RICS warns industry may lose thousands of green home inspectors with developments for training being scrapped

The RICS has warned that the industry risks losing thousands of green homes inspectors as so many of the developments they must assess for training have been mothballed or scrapped.

Councils and developers have delayed or downgraded many projects that aimed to meet level six of the Code for Sustainable Homes (CSH), according to the RICS, with the result that up to 1,000 inspectors will be unable to make the required number of assessments to qualify for their jobs. Level six – or zero carbon – is the highest level of the code.

Workers who were originally trained as assessors for BREEAM’s Ecohomes scheme were promised in April 2007 by the government and BRE they could retrain as assessors for the replacement CSH scheme. A condition of this deal was that professionals would have to complete two assessments before April 2009, or be forced to undergo extensive retraining at a personal cost of up to £450.

The RICS has called for the April deadline to be pushed back.
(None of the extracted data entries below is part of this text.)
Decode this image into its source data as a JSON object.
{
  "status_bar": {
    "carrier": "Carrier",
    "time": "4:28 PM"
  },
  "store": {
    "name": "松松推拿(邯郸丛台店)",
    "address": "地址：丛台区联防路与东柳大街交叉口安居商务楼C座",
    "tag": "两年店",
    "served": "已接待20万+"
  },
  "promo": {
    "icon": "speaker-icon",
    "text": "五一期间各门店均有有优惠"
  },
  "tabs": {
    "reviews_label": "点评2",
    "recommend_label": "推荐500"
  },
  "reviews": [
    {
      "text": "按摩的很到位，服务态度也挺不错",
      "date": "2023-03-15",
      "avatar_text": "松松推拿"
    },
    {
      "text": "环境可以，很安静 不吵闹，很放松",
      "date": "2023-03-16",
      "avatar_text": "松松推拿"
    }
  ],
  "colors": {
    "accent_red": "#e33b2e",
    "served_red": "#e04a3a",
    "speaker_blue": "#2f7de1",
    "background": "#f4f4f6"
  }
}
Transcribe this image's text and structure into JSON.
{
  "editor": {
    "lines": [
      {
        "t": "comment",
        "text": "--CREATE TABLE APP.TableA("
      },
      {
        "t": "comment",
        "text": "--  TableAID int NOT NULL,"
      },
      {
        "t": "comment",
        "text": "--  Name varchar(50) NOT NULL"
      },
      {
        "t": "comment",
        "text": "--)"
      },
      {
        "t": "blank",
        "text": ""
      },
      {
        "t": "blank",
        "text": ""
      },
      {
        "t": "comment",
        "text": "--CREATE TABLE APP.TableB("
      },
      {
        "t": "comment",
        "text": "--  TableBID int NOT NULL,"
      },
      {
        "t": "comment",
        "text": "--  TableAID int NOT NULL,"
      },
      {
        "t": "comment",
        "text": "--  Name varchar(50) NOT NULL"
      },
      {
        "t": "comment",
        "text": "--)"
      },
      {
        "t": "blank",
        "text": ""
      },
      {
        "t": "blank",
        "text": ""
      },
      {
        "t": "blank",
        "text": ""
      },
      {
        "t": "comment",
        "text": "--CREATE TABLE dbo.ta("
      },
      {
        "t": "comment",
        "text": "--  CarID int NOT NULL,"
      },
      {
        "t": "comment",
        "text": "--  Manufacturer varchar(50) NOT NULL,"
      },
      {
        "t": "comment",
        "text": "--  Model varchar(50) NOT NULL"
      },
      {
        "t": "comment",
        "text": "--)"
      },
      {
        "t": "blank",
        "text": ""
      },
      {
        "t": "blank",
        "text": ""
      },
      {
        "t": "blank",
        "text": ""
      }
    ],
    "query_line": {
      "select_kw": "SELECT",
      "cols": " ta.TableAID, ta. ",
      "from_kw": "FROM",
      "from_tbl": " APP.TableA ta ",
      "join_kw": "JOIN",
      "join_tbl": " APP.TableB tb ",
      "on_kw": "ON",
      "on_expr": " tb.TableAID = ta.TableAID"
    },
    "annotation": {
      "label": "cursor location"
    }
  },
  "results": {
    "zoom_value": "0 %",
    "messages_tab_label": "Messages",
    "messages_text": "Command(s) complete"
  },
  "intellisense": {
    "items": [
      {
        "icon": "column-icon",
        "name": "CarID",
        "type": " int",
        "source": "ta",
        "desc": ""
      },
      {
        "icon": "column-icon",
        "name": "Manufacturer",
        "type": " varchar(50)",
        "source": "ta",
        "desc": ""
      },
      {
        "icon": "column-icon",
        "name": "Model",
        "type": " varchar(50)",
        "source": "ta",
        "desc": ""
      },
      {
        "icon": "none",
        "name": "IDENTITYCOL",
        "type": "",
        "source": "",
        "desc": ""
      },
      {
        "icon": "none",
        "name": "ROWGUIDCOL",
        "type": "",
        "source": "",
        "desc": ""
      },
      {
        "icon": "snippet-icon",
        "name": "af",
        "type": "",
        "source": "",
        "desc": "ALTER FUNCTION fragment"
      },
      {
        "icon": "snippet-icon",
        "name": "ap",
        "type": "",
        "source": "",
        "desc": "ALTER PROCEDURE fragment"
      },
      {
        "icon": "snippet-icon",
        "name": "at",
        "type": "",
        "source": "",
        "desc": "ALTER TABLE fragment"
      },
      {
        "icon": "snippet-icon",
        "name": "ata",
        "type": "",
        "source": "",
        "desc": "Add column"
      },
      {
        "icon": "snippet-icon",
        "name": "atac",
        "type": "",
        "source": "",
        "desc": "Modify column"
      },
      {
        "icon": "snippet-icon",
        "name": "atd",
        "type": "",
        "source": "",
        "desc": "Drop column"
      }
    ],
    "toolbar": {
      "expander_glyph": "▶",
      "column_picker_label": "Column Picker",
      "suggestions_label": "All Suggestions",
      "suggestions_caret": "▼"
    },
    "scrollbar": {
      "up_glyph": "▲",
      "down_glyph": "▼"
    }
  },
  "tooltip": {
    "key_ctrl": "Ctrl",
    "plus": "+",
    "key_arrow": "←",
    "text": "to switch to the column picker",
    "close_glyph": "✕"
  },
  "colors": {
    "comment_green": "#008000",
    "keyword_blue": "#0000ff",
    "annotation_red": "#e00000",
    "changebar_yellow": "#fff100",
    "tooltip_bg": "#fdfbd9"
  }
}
Nadia Nath-Varma, RICS policy officer, said: “Some local authorities are either postponing many level six projects or downgrading them because of the lack of funds and uncertainty of the property market. RICS therefore recommends that the deadline should be extended to November 2009.”

RICS recommends that the april deadline should be extended to november 2009.

Nadia Nath-Varma, RICS

Andrew Leighton, an assessor from Caldicot, Gwent, said: “It’s not so much the cost as taking time out of your schedule to retrain that causes the problems.”

Some established assessors said they were not concerned by the situation. Julian Williams, an Ecohomes assessor with Abba Energy, said: “Anyone who doesn’t have plenty of work on at the moment shouldn’t be doing it. If you have to take the extra course, get on and take the extra course.”

BRE said it had no plans to extend the scheme. Lynn Anderson, head of BREEAM’s domestic team, said: “While we acknowledge that market conditions may affect the availability of homes for assessment under the code, the requirements to demonstrate competence are there to safeguard the credibility of the scheme. It is not possible for the requirements to change in response to market pressure.”